Due to a delayed melting of the snow and a relatively drier spring, the breeding season of the mosquitoes was however hampered. Resulting in a shrink in the number of mosquitoes until the pouring May and June came in giving them a favorably fit breeding environment. Thank this summer for keeping the mosquito control units on their toes. They are onto their season-long programs to educate people on the necessary precautions and the steps that they need to take to control these harmful biters.Although no virus of any sort has yet been reported, experts are always trying to be a step ahead when its all about taking precautions and various preventive measures.

It must be kept in mind that mosquitoes are well equipped to carry dangerous viruses such as the popular West Nile Virus and also the Eastern Equine Encephalitis.

According to the studies of CDCP, the West Nile is much easier to contract with 80 to 90 percent of the total infected victims not showing much of a symptom, others are more likely to develop into flu-like conditions.
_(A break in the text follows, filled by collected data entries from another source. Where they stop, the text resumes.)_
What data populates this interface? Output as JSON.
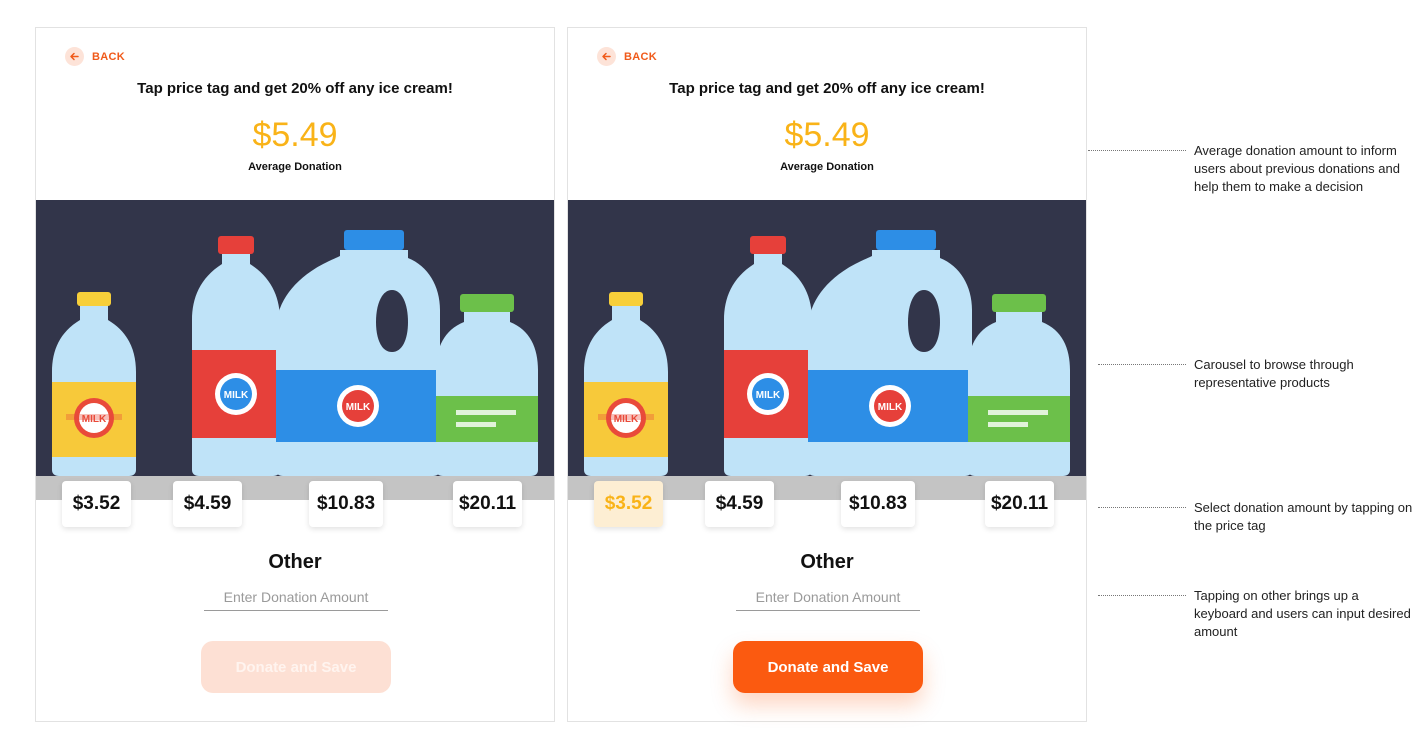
{
  "screens": [
    {
      "back_label": "BACK",
      "headline": "Tap price tag and get 20% off any ice cream!",
      "average_amount": "$5.49",
      "average_label": "Average Donation",
      "price_tags": [
        "$3.52",
        "$4.59",
        "$10.83",
        "$20.11"
      ],
      "selected_tag": null,
      "other_label": "Other",
      "input_placeholder": "Enter Donation Amount",
      "input_value": "",
      "donate_button_label": "Donate and Save",
      "donate_button_state": "disabled"
    },
    {
      "back_label": "BACK",
      "headline": "Tap price tag and get 20% off any ice cream!",
      "average_amount": "$5.49",
      "average_label": "Average Donation",
      "price_tags": [
        "$3.52",
        "$4.59",
        "$10.83",
        "$20.11"
      ],
      "selected_tag": 0,
      "other_label": "Other",
      "input_placeholder": "Enter Donation Amount",
      "input_value": "",
      "donate_button_label": "Donate and Save",
      "donate_button_state": "active"
    }
  ],
  "product_labels": [
    "MILK",
    "MILK",
    "MILK",
    ""
  ],
  "annotations": [
    "Average donation amount to inform users about previous donations and help them to make a decision",
    "Carousel to browse through representative products",
    "Select donation amount by tapping on the price tag",
    "Tapping on other brings up a keyboard and users can input desired amount"
  ],
  "colors": {
    "accent": "#fb5a10",
    "amount_yellow": "#f9b318",
    "carousel_bg": "#32354a",
    "selected_tag_bg": "#fdeed3"
  },
  "icons": {
    "back": "arrow-left-icon",
    "carousel_prev": "chevron-left-icon",
    "carousel_next": "chevron-right-icon"
  }
}
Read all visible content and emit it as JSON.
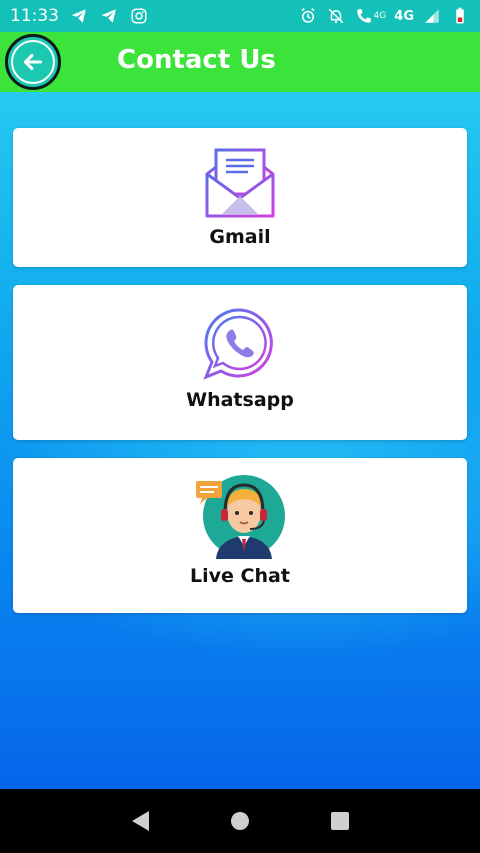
{
  "status_bar": {
    "time": "11:33",
    "network_label": "4G",
    "network_label_small": "4G",
    "left_icons": [
      "telegram-icon",
      "telegram-icon",
      "instagram-icon"
    ],
    "right_icons": [
      "alarm-icon",
      "bell-off-icon",
      "call-icon",
      "signal-icon",
      "battery-icon"
    ]
  },
  "app_bar": {
    "title": "Contact Us",
    "back_icon": "arrow-left-icon",
    "color": "#3ce33a"
  },
  "contact_options": [
    {
      "label": "Gmail",
      "icon": "envelope-icon"
    },
    {
      "label": "Whatsapp",
      "icon": "whatsapp-icon"
    },
    {
      "label": "Live Chat",
      "icon": "support-agent-icon"
    }
  ],
  "nav_bar": {
    "buttons": [
      "back-triangle-icon",
      "home-circle-icon",
      "recents-square-icon"
    ]
  }
}
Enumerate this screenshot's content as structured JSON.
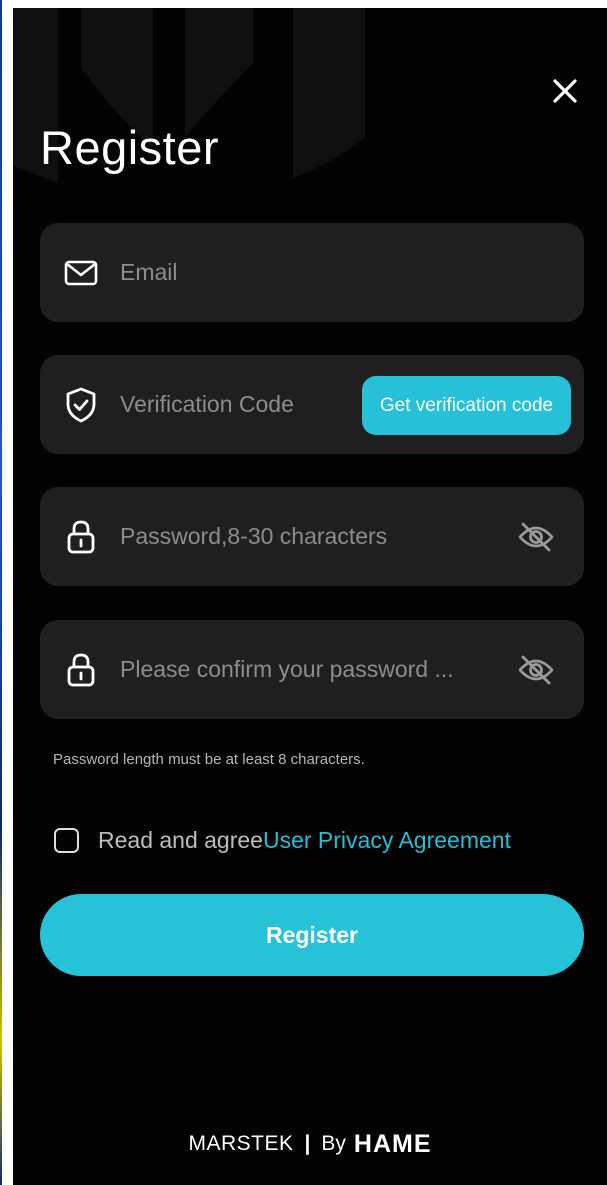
{
  "header": {
    "title": "Register",
    "close_icon": "close-icon"
  },
  "form": {
    "email": {
      "placeholder": "Email",
      "icon": "mail-icon"
    },
    "code": {
      "placeholder": "Verification Code",
      "icon": "shield-check-icon",
      "button_label": "Get verification code"
    },
    "password": {
      "placeholder": "Password,8-30 characters",
      "icon": "lock-icon",
      "toggle_icon": "eye-off-icon"
    },
    "confirm": {
      "placeholder": "Please confirm your password ...",
      "icon": "lock-icon",
      "toggle_icon": "eye-off-icon"
    },
    "hint": "Password length must be at least 8 characters."
  },
  "agreement": {
    "checked": false,
    "text": "Read and agree",
    "link": "User Privacy Agreement"
  },
  "register_button": "Register",
  "footer": {
    "brand": "MARSTEK",
    "separator": "|",
    "by": "By",
    "partner": "HAME"
  },
  "colors": {
    "background": "#030303",
    "field": "#1f1f1f",
    "accent": "#26c1d8",
    "placeholder": "#8d8d8d",
    "text": "#ffffff"
  }
}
In fact, it is found in less than one percent of cases that such a patient will develop any sort of neurological illness.

Eastern Equine Encephalitis on the other hand is much more dangerous in nature.

A total of eleven agencies are working hard on controlling mosquitoes in the Midwest regions including Ohio where they are sending out field-technicians to take care of possible breeding spots such birdbaths and flowerpots and spray pesticides among spots where larvicide are reported to be present.

Report says that the Northeast Mosquito Control & Wetlands Management District has sprayed salt using pesticide planes covering a wide range of area starting from Salisbury and ending in Ipswich. A large number of mosquito larvae were reported from this area. They are also using spraying trucks throughout these regions.

Although these efforts look effective enough, experts are however emphasizing largely on people to take precautions such as using insect repellants, wearing light-colored full sleeved garments and repair any broken screen in their houses.